Tasarrufları aniden artıramazsınız. Öncelikli işiniz bu kadar düşmesine engel olmak olmalıydı. Artık vakit geç. Reel faiz veremezsiniz enflasyonu yüzde 25’lere çıkaramazsınız olumlu etkisi olacağını kabul edersek kadın istihdamını bu ideolojiyle artıramazsınız bu eğitim sistemiyle nitelikli işgücü yaratamazsınız zorunlu BES’le bile tasarrufu 1-2 puan ancak artırabilirsiniz. Daha sayayım mı?

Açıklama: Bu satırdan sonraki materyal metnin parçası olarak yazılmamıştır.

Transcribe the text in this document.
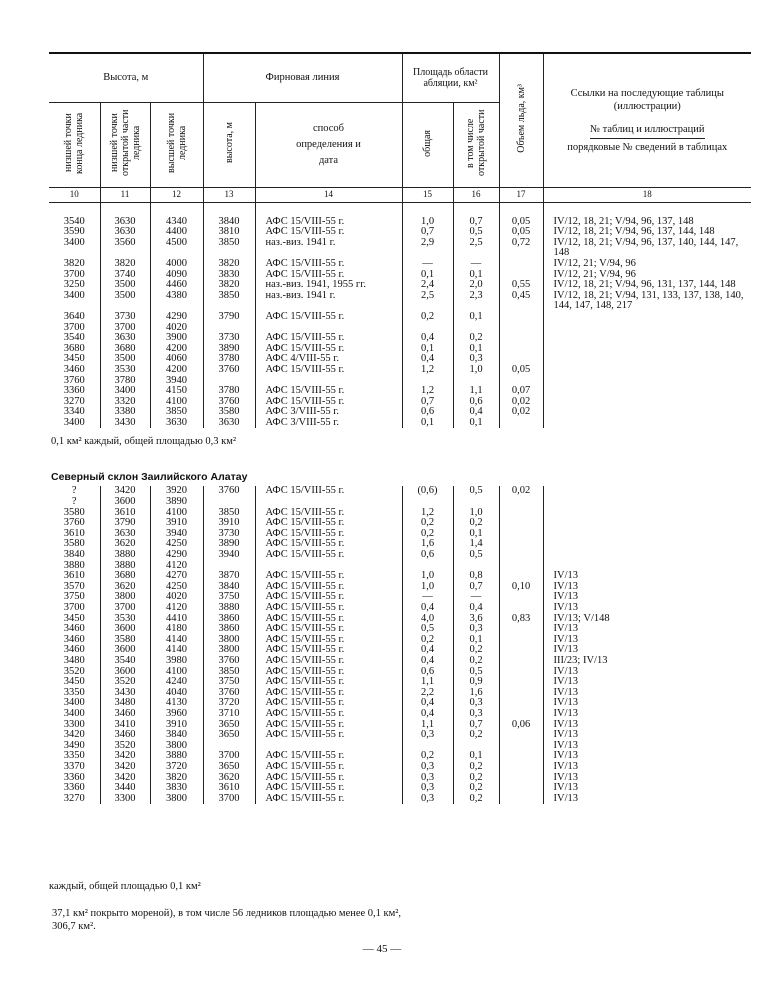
Высота, м			Фирновая линия		Площадь области абляции, км²		Объем льда, км³	Ссылки на последующие таблицы (иллюстрации)
№ таблиц и иллюстраций
порядковые № сведений в таблицах

низшей точки конца ледника	низшей точки открытой части ледника	высшей точки ледника	высота, м	способ определения и дата	общая	в том числе открытой части		
10	11	12	13	14	15	16	17	18

3540	3630	4340	3840	АФС 15/VIII-55 г.	1,0	0,7	0,05	IV/12, 18, 21; V/94, 96, 137, 148
3590	3630	4400	3810	АФС 15/VIII-55 г.	0,7	0,5	0,05	IV/12, 18, 21; V/94, 96, 137, 144, 148

3400	3560	4500	3850	наз.-виз. 1941 г.	2,9	2,5	0,72	IV/12, 18, 21; V/94, 96, 137, 140, 144, 147, 148

3820	3820	4000	3820	АФС 15/VIII-55 г.	—	—		IV/12, 21; V/94, 96
3700	3740	4090	3830	АФС 15/VIII-55 г.	0,1	0,1		IV/12, 21; V/94, 96
3250	3500	4460	3820	наз.-виз. 1941, 1955 гг.	2,4	2,0	0,55	IV/12, 18, 21; V/94, 96, 131, 137, 144, 148

3400	3500	4380	3850	наз.-виз. 1941 г.	2,5	2,3	0,45	IV/12, 18, 21; V/94, 131, 133, 137, 138, 140, 144, 147, 148, 217

3640	3730	4290	3790	АФС 15/VIII-55 г.	0,2	0,1		
3700	3700	4020						
3540	3630	3900	3730	АФС 15/VIII-55 г.	0,4	0,2		
3680	3680	4200	3890	АФС 15/VIII-55 г.	0,1	0,1		
3450	3500	4060	3780	АФС 4/VIII-55 г.	0,4	0,3		
3460	3530	4200	3760	АФС 15/VIII-55 г.	1,2	1,0	0,05	
3760	3780	3940						
3360	3400	4150	3780	АФС 15/VIII-55 г.	1,2	1,1	0,07	
3270	3320	4100	3760	АФС 15/VIII-55 г.	0,7	0,6	0,02	
3340	3380	3850	3580	АФС 3/VIII-55 г.	0,6	0,4	0,02	
3400	3430	3630	3630	АФС 3/VIII-55 г.	0,1	0,1		
0,1 км² каждый, общей площадью 0,3 км²								
Северный склон Заилийского Алатау								
?	3420	3920	3760	АФС 15/VIII-55 г.	(0,6)	0,5	0,02	
?	3600	3890						
3580	3610	4100	3850	АФС 15/VIII-55 г.	1,2	1,0		
3760	3790	3910	3910	АФС 15/VIII-55 г.	0,2	0,2		
3610	3630	3940	3730	АФС 15/VIII-55 г.	0,2	0,1		
3580	3620	4250	3890	АФС 15/VIII-55 г.	1,6	1,4		
3840	3880	4290	3940	АФС 15/VIII-55 г.	0,6	0,5		
3880	3880	4120						
3610	3680	4270	3870	АФС 15/VIII-55 г.	1,0	0,8		IV/13
3570	3620	4250	3840	АФС 15/VIII-55 г.	1,0	0,7	0,10	IV/13
3750	3800	4020	3750	АФС 15/VIII-55 г.	—	—		IV/13
3700	3700	4120	3880	АФС 15/VIII-55 г.	0,4	0,4		IV/13
3450	3530	4410	3860	АФС 15/VIII-55 г.	4,0	3,6	0,83	IV/13; V/148

3460	3600	4180	3860	АФС 15/VIII-55 г.	0,5	0,3		IV/13
3460	3580	4140	3800	АФС 15/VIII-55 г.	0,2	0,1		IV/13
3460	3600	4140	3800	АФС 15/VIII-55 г.	0,4	0,2		IV/13
3480	3540	3980	3760	АФС 15/VIII-55 г.	0,4	0,2		III/23; IV/13
3520	3600	4100	3850	АФС 15/VIII-55 г.	0,6	0,5		IV/13
3450	3520	4240	3750	АФС 15/VIII-55 г.	1,1	0,9		IV/13
3350	3430	4040	3760	АФС 15/VIII-55 г.	2,2	1,6		IV/13
3400	3480	4130	3720	АФС 15/VIII-55 г.	0,4	0,3		IV/13
3400	3460	3960	3710	АФС 15/VIII-55 г.	0,4	0,3		IV/13
3300	3410	3910	3650	АФС 15/VIII-55 г.	1,1	0,7	0,06	IV/13
3420	3460	3840	3650	АФС 15/VIII-55 г.	0,3	0,2		IV/13
3490	3520	3800						IV/13
3350	3420	3880	3700	АФС 15/VIII-55 г.	0,2	0,1		IV/13
3370	3420	3720	3650	АФС 15/VIII-55 г.	0,3	0,2		IV/13
3360	3420	3820	3620	АФС 15/VIII-55 г.	0,3	0,2		IV/13
3360	3440	3830	3610	АФС 15/VIII-55 г.	0,3	0,2		IV/13
3270	3300	3800	3700	АФС 15/VIII-55 г.	0,3	0,2		IV/13
каждый, общей площадью 0,1 км²
37,1 км² покрыто мореной), в том числе 56 ледников площадью менее 0,1 км²,
306,7 км².
— 45 —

AKP için tek yol aynı modeli ısrarla sürdürmekte yatıyor. Tıpkı aynı üslubu, aynı siyasi tarzı, aynı kutuplaştırıcılığı hızlandırarak sürdürmek zorunda olduğu gibi. Bu modelin geleceği olmaz.

AKP “modeli” ekonomi, engelli yarışına benziyor. Koşunun ne zaman biteceği belli değil “bir engel daha aştık, bu ayı da atlattık bu seçimi de geçtik”.

Ama engeller de atlatılıyor ve altta yatan dinamiğin sönmeye başladığını insanların büyük bölümü tam algılayamıyor.

Bu “model”, amaçsız ve kör bir burjuvazinin engelli koşusudur. Lakin burjuvazinin bizzat kendisi belki de böyle değil midir?

Yani? Yani bu ivmesini yitirmiş ekonominin gerçek durumu ortaya geç çıkabilir veya tam olarak hiç çıkmayabilir, ancak kısmen çıkabilir. “Model” veya modelsizlik, stratejisizlik, ufuksuzluk elbette önemli. Fakat buna bel bağlanamaz.

Siyaseten ve ideolojik olarak reddedilmelerini sağlamak ve bu gerçeği yüzlerine Türkiye ekonomisini umarsız vaziyete düşürmelerinden çok daha önce çarpmak gerekiyor.